Ruth Bader Ginsburg 1933-2020
Crónica de João Maria Jonet
Licenciado em Ciência Política e Relações Internacionais, NOVA-FCSH
Tenho de começar por homenagear Ruth Bader Ginsburg, uma gigante da jurisprudência norte-americana que, como advogada e juíza, foi porta estandarte da luta pela igualdade perante a lei, pelo cumprimento do espírito da legislação e pelo seu melhoramento.
Deve ser exemplo para todos os que fazem das discussões legais autênticos debates bíblicos, em que o precedente é tratado com uma santidade quase blasfema. As constituições podem ou não ser vistas como documentos adaptáveis ao avançar dos tempos, mas se começam a ser vistos como dogma o debate fica impossível.
Em Democracia, a lei não pode ser mais sagrada que a vontade popular. Ginsburg percebeu muito bem que esse era dos maiores problemas norte-americanos. Concordando ou não com a lendária juíza, só se pode ter respeito pela sua inteligência e sentido de missão. Fará muita falta.
A sua morte, aos 87 anos, consequência do seu 5º cancro, pode parecer um acontecimento natural aos mais desatentos. É, no entanto, um momento dramático para a Democracia norte-americana.
Notorious RBG (alcunha de figura de culto) não era só a autora carismática de mordazes opiniões de discórdia com a maioria conservadora que dominou o Supremo Tribunal nos seus 27 anos de mandato. No Tribunal de 9 membros era também membro do grupo de 5 (4 Democratas e o Juiz-Chefe Republicano John Roberts) que, nos últimos tempos, tem segurado o que resta de moderação e contenção no Tribunal contra o assalto aos direitos civis americanos que a Administração Trump está a fazer na justiça (apoiada entusiasticamente pelos 2 juízes que o Presidente nomeou e outros 2 ultra-conservadores herdados dos Bushes).

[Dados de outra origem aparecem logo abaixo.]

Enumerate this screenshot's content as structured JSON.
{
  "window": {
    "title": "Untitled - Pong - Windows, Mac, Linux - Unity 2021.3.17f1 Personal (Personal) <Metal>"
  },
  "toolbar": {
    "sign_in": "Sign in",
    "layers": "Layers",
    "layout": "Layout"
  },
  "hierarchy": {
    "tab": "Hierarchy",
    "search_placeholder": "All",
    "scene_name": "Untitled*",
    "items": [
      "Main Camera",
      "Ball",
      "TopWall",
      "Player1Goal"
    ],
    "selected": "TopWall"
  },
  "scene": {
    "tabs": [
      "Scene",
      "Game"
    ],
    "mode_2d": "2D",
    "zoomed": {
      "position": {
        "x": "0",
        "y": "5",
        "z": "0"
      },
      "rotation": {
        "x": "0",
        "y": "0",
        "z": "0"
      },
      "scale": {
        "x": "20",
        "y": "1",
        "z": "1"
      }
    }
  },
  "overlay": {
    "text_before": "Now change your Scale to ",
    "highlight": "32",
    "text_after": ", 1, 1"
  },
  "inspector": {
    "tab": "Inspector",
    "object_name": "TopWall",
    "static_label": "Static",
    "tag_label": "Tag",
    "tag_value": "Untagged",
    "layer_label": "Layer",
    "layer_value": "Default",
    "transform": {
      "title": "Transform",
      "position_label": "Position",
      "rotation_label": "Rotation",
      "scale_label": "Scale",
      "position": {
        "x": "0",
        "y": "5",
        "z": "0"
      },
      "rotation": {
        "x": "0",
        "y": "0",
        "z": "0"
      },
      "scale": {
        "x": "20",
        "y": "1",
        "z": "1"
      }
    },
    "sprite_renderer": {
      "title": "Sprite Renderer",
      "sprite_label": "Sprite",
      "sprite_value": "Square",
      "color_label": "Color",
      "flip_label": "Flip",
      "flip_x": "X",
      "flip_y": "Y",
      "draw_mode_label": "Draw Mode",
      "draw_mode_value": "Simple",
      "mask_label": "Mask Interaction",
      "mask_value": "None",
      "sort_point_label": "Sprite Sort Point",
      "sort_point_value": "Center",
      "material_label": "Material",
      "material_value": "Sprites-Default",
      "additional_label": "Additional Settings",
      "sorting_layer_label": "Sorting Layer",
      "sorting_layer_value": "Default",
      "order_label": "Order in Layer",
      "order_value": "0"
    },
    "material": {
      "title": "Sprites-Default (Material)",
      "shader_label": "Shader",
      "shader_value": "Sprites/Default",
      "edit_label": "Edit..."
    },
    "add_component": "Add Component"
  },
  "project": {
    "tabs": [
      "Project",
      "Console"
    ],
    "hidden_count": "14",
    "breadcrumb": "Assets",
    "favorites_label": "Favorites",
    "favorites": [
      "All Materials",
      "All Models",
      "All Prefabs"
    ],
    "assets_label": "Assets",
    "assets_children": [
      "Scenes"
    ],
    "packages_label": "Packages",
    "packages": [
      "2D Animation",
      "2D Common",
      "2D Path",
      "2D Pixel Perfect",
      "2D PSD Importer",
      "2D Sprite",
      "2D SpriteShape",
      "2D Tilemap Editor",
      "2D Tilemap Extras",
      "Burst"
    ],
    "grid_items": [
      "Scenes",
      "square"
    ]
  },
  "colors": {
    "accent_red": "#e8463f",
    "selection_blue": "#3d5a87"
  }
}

Seja na reforma eleitoral, na preservação do Obamacare, de leis anti-discriminação ou da legalização do aborto, a maioria conservadora bolchevique está investida em fazer uma revolução de normas e costumes. Agora, Trump tem a hipótese de a reforçar com um 5º elemento que a tornará invencível.
Tudo isto é um profundo atestado de incompetência ao sistema constitucional norte-americano. Em país nenhum seria normal que as grandes questões políticas se resolvessem todas em tribunais. Muito menos seria normal a saúde das instituições depender da sobrevivência de uma mulher de 87 anos. Ou, o facto de essa mesma morte levantar imediatamente um debate político gigantesco, sem que o corpo esteja sequer frio. Já para não falar dos Republicanos poderem alcançar uma maioria de 6-3 num período de tempo em que perderam o voto popular em 6 das últimas 7 eleições. Confirmados num Senado em que também perdem o voto popular desde o ciclo que acabou em 1998.
Acabar com a natureza vitalícia parece uma maneira fácil de resolver as questões mais mórbidas. Esta luta por nomear juízes que durem muitos anos e o combate contra a morte de juízes que não querem ser substituídos por Presidentes do partido oposto são uma garantia de um Supremo com pessoas pouco preparadas quando entram e demasiado desgastadas quando saem. Para além de pouco saudável para os intervenientes, dá uma sensação de tudo ou nada a estas batalhas de confirmação, que só radicaliza o discurso.
Estas "politiquices” desvirtuam o papel de imparcialidade dos juízes. Podem ser mais ou menos originalistas na leitura dos textos, mas essas diferenças de pensamento legal não se podem confundir com lealdades partidárias.
Quando na sua confirmação, Kavanaugh acusou uma cabala de Democratas liderada pelos Clintons de conspirar para o destruir, pôs a nu um problema antigo. O Supremo Tribunal é um órgão político com membros politizados, algo que seria natural se não fossem eles a decidir tudo sem ser eleitos para isso.
Não faz sentido que um país tenha o aborto legalizado por decisão judicial. A inação do Congresso não pode ser desculpa para se legislar pela magistratura. Os tribunais deviam forçar os legisladores a adaptar-se à opinião pública e não antecipar-se a eles.
Deviam, mas isso não é possível, porque o sistema norte-americano é uma coleção de disfuncionalidades que impede que se evolua legislativamente, o que quer que seja, desde o virar do século XX.
Apesar de sinistro, este drama à volta da morte de uma octogenária é o menor dos problemas políticos dos Estados Unidos. Sem reformas profundas, podemos estar perto de ter de assinalar a morte de uma Democracia bicentenária.